A deterministic algorithm, if run twice with the same inputs, follows the same steps and produces the same outputs each time. A non-deterministic algorithm will not necessarily follow the same steps, and may not even generate the same result.

It has been part of the folklore since Dijkstra's "A Discipline of Programming" that well-written non-deterministic programs may be even easier to understand and prove correct than their deterministic counterparts.

From the context, I think what EY means is that the AI must be structured so that all changes to source code can be proved safe-to-the-goal-system before being implemented.

On the other hand, I'm not sure why EY calls that "deterministic" rather than using another adjective.

The hardware and the software. Think of a provably correct compiler.

The main relevant paragraph in this interview is the one in part 2 whose first sentence is "The catastrophic sort of error, the sort you can’t recover from, is an error in modifying your own source code."
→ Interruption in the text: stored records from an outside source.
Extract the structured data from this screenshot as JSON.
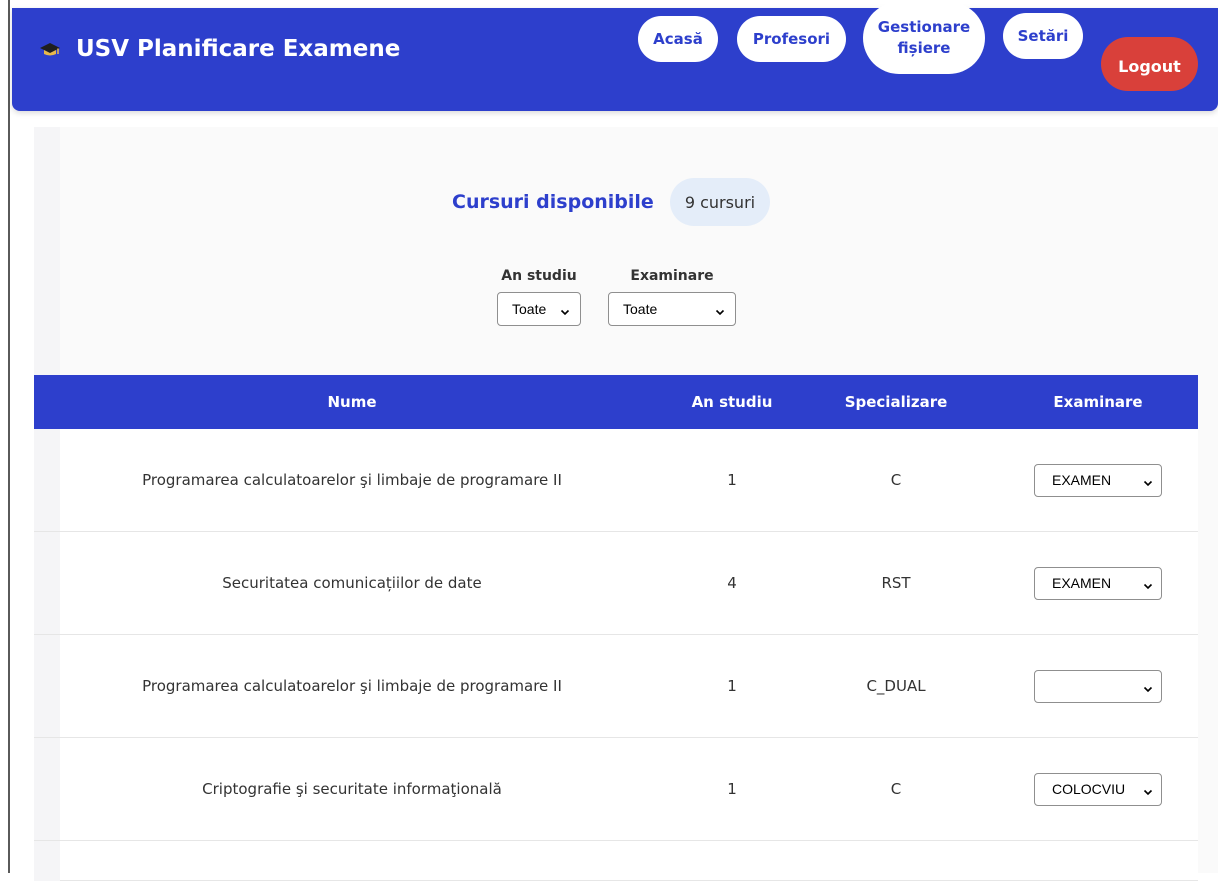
{
  "brand": {
    "title": "USV Planificare Examene",
    "icon": "graduation-cap-icon"
  },
  "nav": {
    "items": [
      {
        "label": "Acasă"
      },
      {
        "label": "Profesori"
      },
      {
        "label": "Gestionare fișiere"
      },
      {
        "label": "Setări"
      }
    ],
    "logout_label": "Logout"
  },
  "colors": {
    "primary": "#2d3fcc",
    "danger": "#d9403a",
    "pill_bg": "#e4edf9"
  },
  "courses": {
    "heading": "Cursuri disponibile",
    "count_label": "9 cursuri"
  },
  "filters": {
    "year_label": "An studiu",
    "year_value": "Toate",
    "exam_label": "Examinare",
    "exam_value": "Toate"
  },
  "table": {
    "headers": [
      "Nume",
      "An studiu",
      "Specializare",
      "Examinare"
    ],
    "rows": [
      {
        "name": "Programarea calculatoarelor şi limbaje de programare II",
        "year": "1",
        "spec": "C",
        "exam": "EXAMEN"
      },
      {
        "name": "Securitatea comunicațiilor de date",
        "year": "4",
        "spec": "RST",
        "exam": "EXAMEN"
      },
      {
        "name": "Programarea calculatoarelor şi limbaje de programare II",
        "year": "1",
        "spec": "C_DUAL",
        "exam": ""
      },
      {
        "name": "Criptografie şi securitate informaţională",
        "year": "1",
        "spec": "C",
        "exam": "COLOCVIU"
      }
    ]
  }
}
Interesting fact: The recent paper Finding and Understanding Bugs in C Compilers found miscompilation bugs in all compilers tested except for one, CompCert, which was unique in that its optimizer was built on a machine-checked proof framework.

Yes, but I don't see what relevance that paragraph has to his desire for 'determinism'. Unless he has somehow formed the impression that 'non-deterministic' means 'error-prone' or that it is impossible to formally prove correctness of non-deterministic algorithms. In fact, hardware designs are routinely proven correct (ironically, using modal logic) even though the hardware being vetted is massively non-deterministic internally.

Does the worse than random essay help to explain?

Not at all. That essay simply says that non-deterministic algorithms don't perform better than deterministic ones (for some meanings of 'non-deterministic algorithms'). But the claim that needs to be explained is how determinism helps to prevent "making truly spectacular mistakes".

Right. No doubt he is thinking he doesn't want a cosmic ray hitting his friendly algorithm, and turning it into an unfriendly one. That means robustness - or error detection and correction. Determinism seems to be a reasonable approach to this which makes proving things about the results about as easy as possible.